Five types of dissatisfied customers and the best way to deal with them

No company is immune to customer dissatisfaction, but by managing it well, you can win back up to 70% of unhappy customers.

However, not all customers behave the same way when dissatisfied and do not expect the same responses from a company. According to a study by researchers at the University of Florida, dissatisfied customers can be grouped into five main categories:

1. The "docile" customer

The docile customer is discreet and tries by all means to avoid conflict. So expect them to give you something other than spontaneous feedback!

The main danger here is that there needs to be more positive feedback regarding customer satisfaction: 91% of dissatisfied customers who do not complain will not return to your company... (source Lee Ressources). If you don't solicit them, this relatively silent customer will unlikely remain loyal to you without ever allowing you to win them back.

Behaviour to adopt: Regularly sending out satisfaction questionnaires is still the best way of getting feedback from these "docile" customers, who will often take the time to answer them. Once the feedback has been received, send them a thank-you email with proof that their opinions have been taken into account (by a human!) and assure them that everything necessary will be done to resolve any problems encountered.

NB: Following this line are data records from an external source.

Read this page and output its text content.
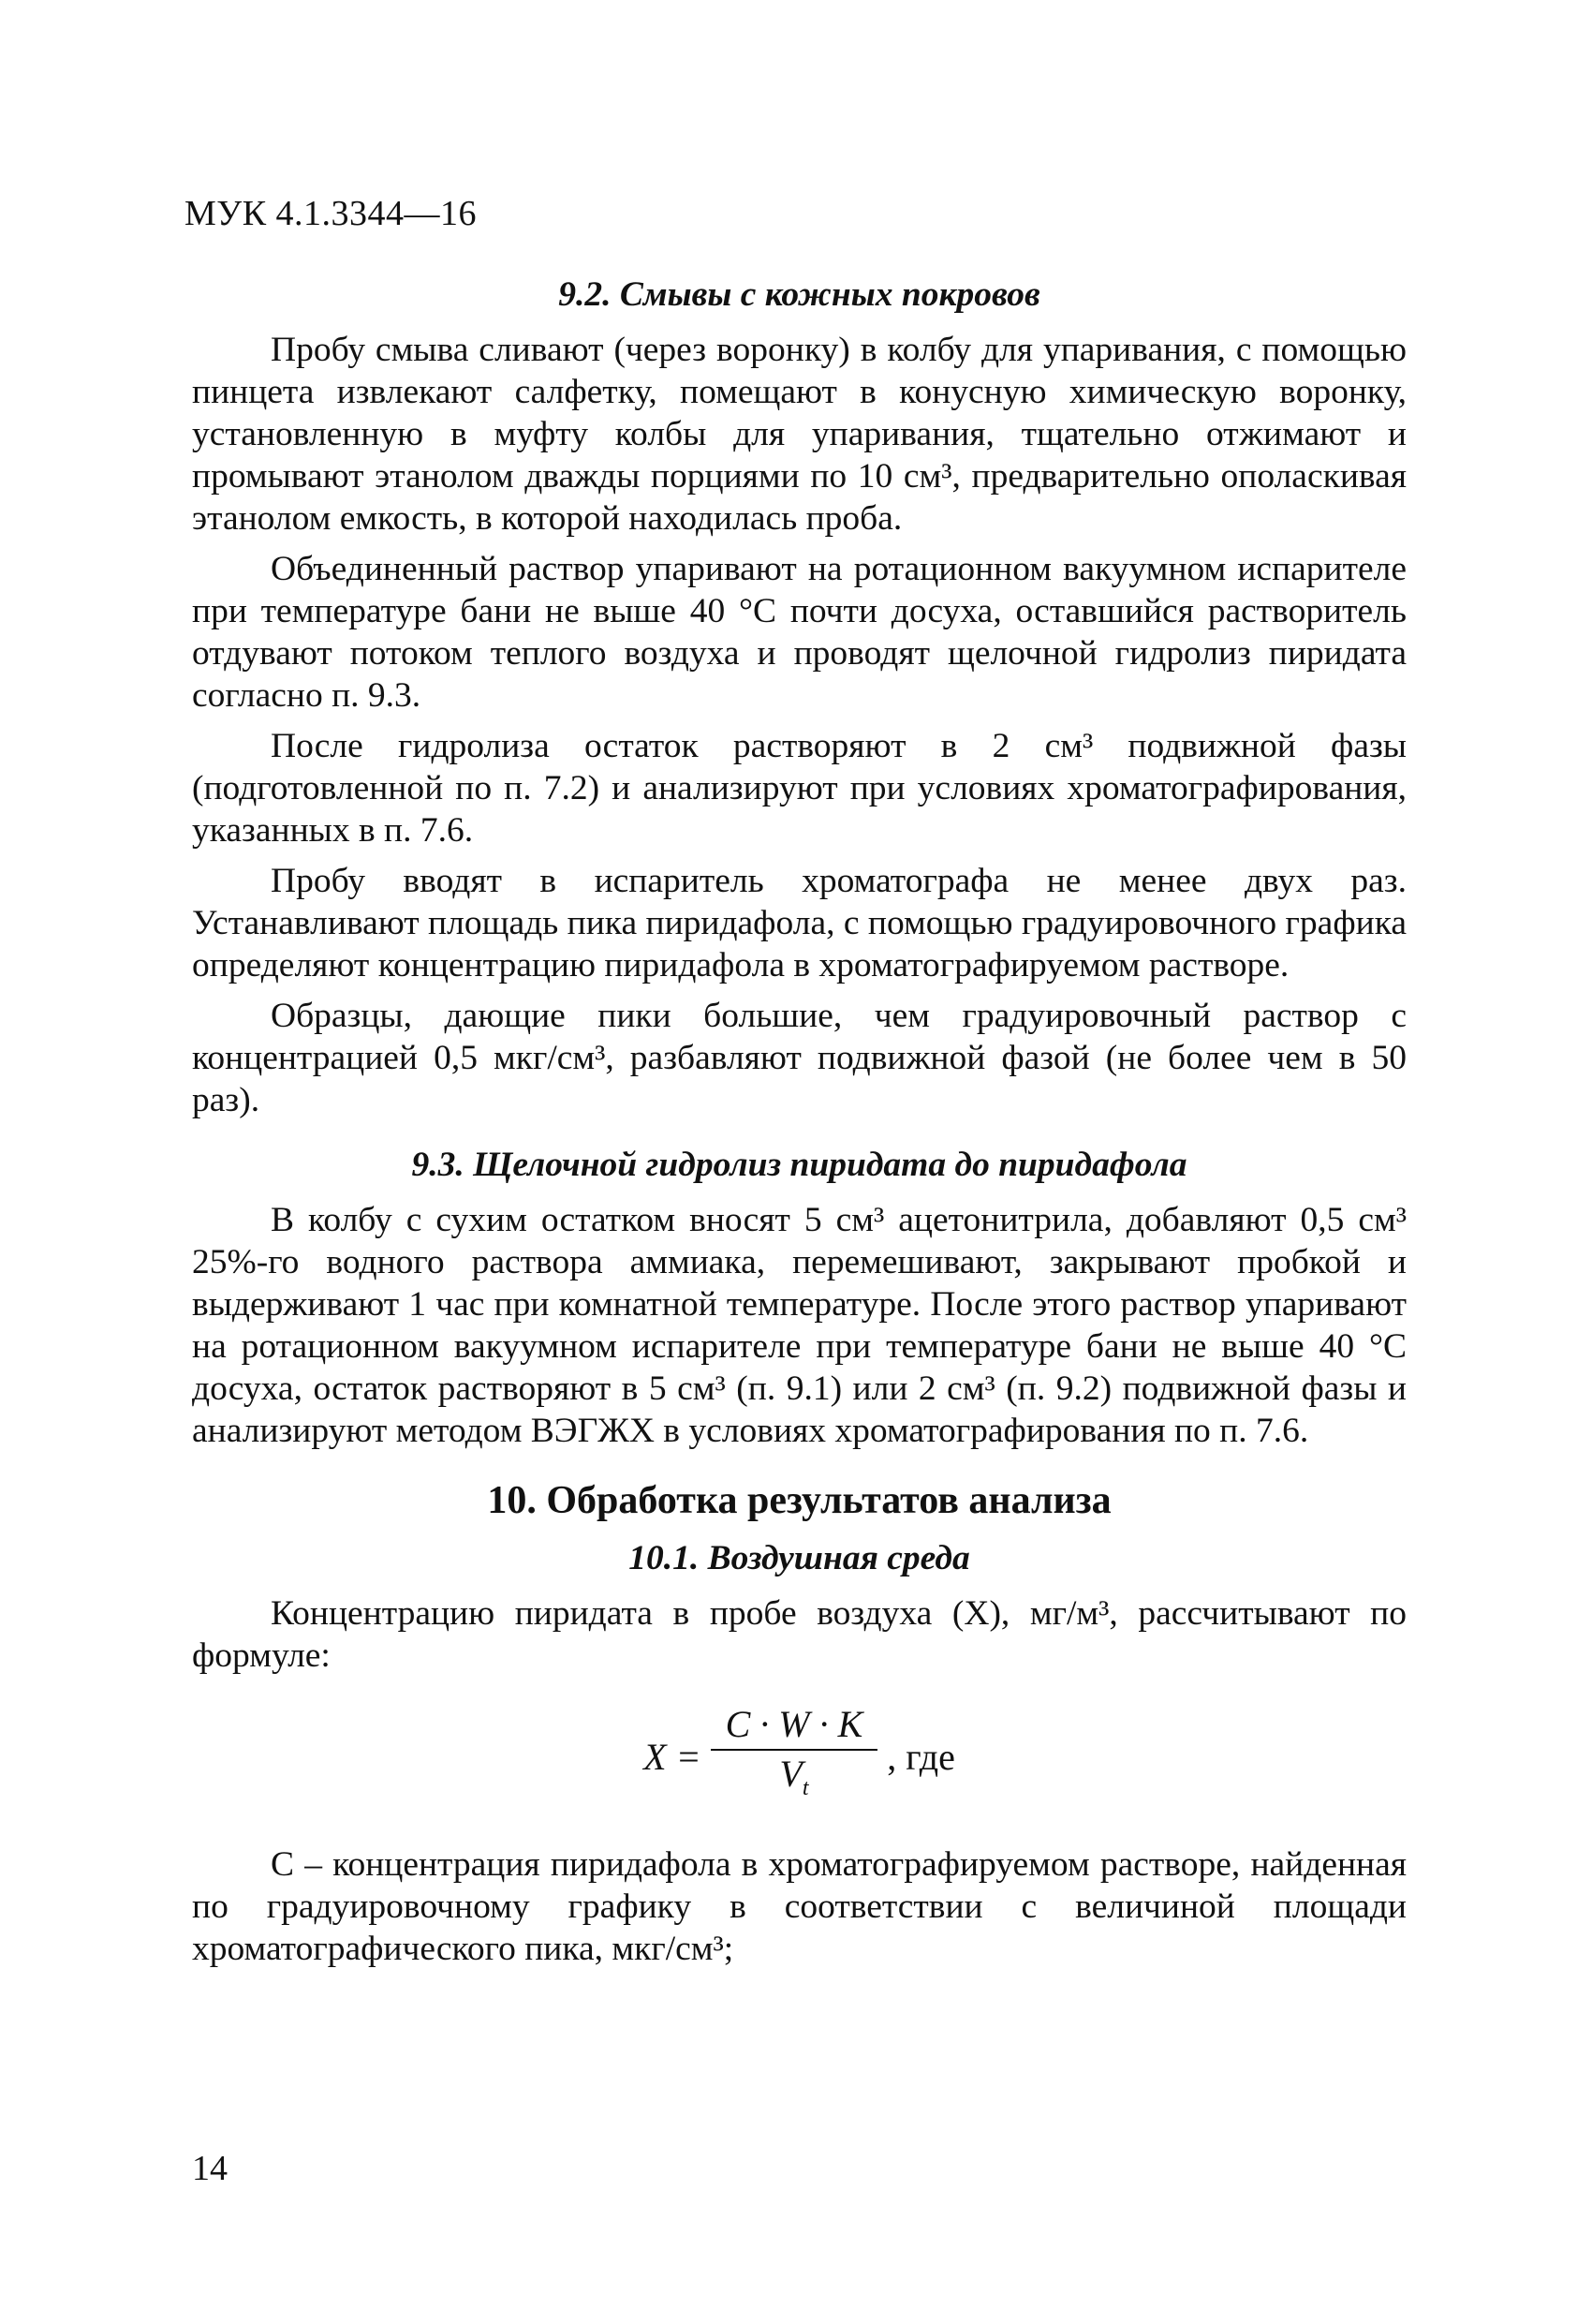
МУК 4.1.3344—16
9.2. Смывы с кожных покровов

Пробу смыва сливают (через воронку) в колбу для упаривания, с помощью пинцета извлекают салфетку, помещают в конусную химическую воронку, установленную в муфту колбы для упаривания, тщательно отжимают и промывают этанолом дважды порциями по 10 см³, предварительно ополаскивая этанолом емкость, в которой находилась проба.

Объединенный раствор упаривают на ротационном вакуумном испарителе при температуре бани не выше 40 °С почти досуха, оставшийся растворитель отдувают потоком теплого воздуха и проводят щелочной гидролиз пиридата согласно п. 9.3.

После гидролиза остаток растворяют в 2 см³ подвижной фазы (подготовленной по п. 7.2) и анализируют при условиях хроматографирования, указанных в п. 7.6.

Пробу вводят в испаритель хроматографа не менее двух раз. Устанавливают площадь пика пиридафола, с помощью градуировочного графика определяют концентрацию пиридафола в хроматографируемом растворе.

Образцы, дающие пики большие, чем градуировочный раствор с концентрацией 0,5 мкг/см³, разбавляют подвижной фазой (не более чем в 50 раз).

9.3. Щелочной гидролиз пиридата до пиридафола

В колбу с сухим остатком вносят 5 см³ ацетонитрила, добавляют 0,5 см³ 25%-го водного раствора аммиака, перемешивают, закрывают пробкой и выдерживают 1 час при комнатной температуре. После этого раствор упаривают на ротационном вакуумном испарителе при температуре бани не выше 40 °С досуха, остаток растворяют в 5 см³ (п. 9.1) или 2 см³ (п. 9.2) подвижной фазы и анализируют методом ВЭГЖХ в условиях хроматографирования по п. 7.6.

10. Обработка результатов анализа
10.1. Воздушная среда

Концентрацию пиридата в пробе воздуха (X), мг/м³, рассчитывают по формуле:

$X = \frac{C \cdot W \cdot K}{V_t}$ , где

C – концентрация пиридафола в хроматографируемом растворе, найденная по градуировочному графику в соответствии с величиной площади хроматографического пика, мкг/см³;

14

2. The aggressive customer

At the opposite end of the spectrum from the docile customer is the aggressive customer, who has no hesitation in voicing his opinion to anyone who will listen, whatever the circumstances.
If no satisfactory solution is found to their problem, they risk spreading their wrong opinion of your company on social networks, forums and other online discussion platforms.

How to behave: Don't give them excuses and explanations they will find hard to hear. Above all, aggressive customers want a straightforward and rapid response to their problems. Be careful not to be bold, as the situation could quickly get out of hand!

3. Very demanding customers

The very demanding customer is a customer who insists on receiving impeccable service in all circumstances, even if it means paying a little more. While this type of customer often requires a significant investment of time on a day-to-day basis, they can also be a primary source of inspiration for improving your services and overtaking your competitors in the race for the best customer experience.

The right thing to do: Don't hesitate to ask all the questions you need to understand their expectations, even if they seem like they need to be achievable. Assure them that their feedback has been listened to and understood and that it will be considered as far as possible in the future.

4. The opportunist

The objective of the opportunistic customer is not to know that their opinion has been taken into account, nor to receive an apology, but rather to obtain compensation that lives up to their expectations and to which, in most cases, they should not be entitled.

The opportunistic customer can become highly annoyed by a small detail or shortcoming and, rarely satisfied with your responses, will only give up once they have obtained the compensation they had in mind.

How to behave: The danger here is to give in to the demands of these customers, which may go beyond what company policy allows. So stay objective in what you say and back up all your answers with concrete data. To avoid the exchange dragging on for too long, ask the customer directly what they expect from you and then respond to their expectations as far as is reasonable.

5. The eternal dissatisfied customer

We can all think of a customer who is never satisfied.

Although the situation may seem highly frustrating, the demands of the eternally dissatisfied cannot be systematically rejected. These customers are often very loyal and can bring a great deal to your company, whether in terms of repeat purchases or suggestions for improving your services.

How to behave: Unlike the opportunistic customer, the eternally dissatisfied customer is not necessarily looking for compensation, but a sympathetic ear and a sincere apology that shows them respect. So be patient, and show them how much you appreciate having them as a customer! They'll appreciate your efforts.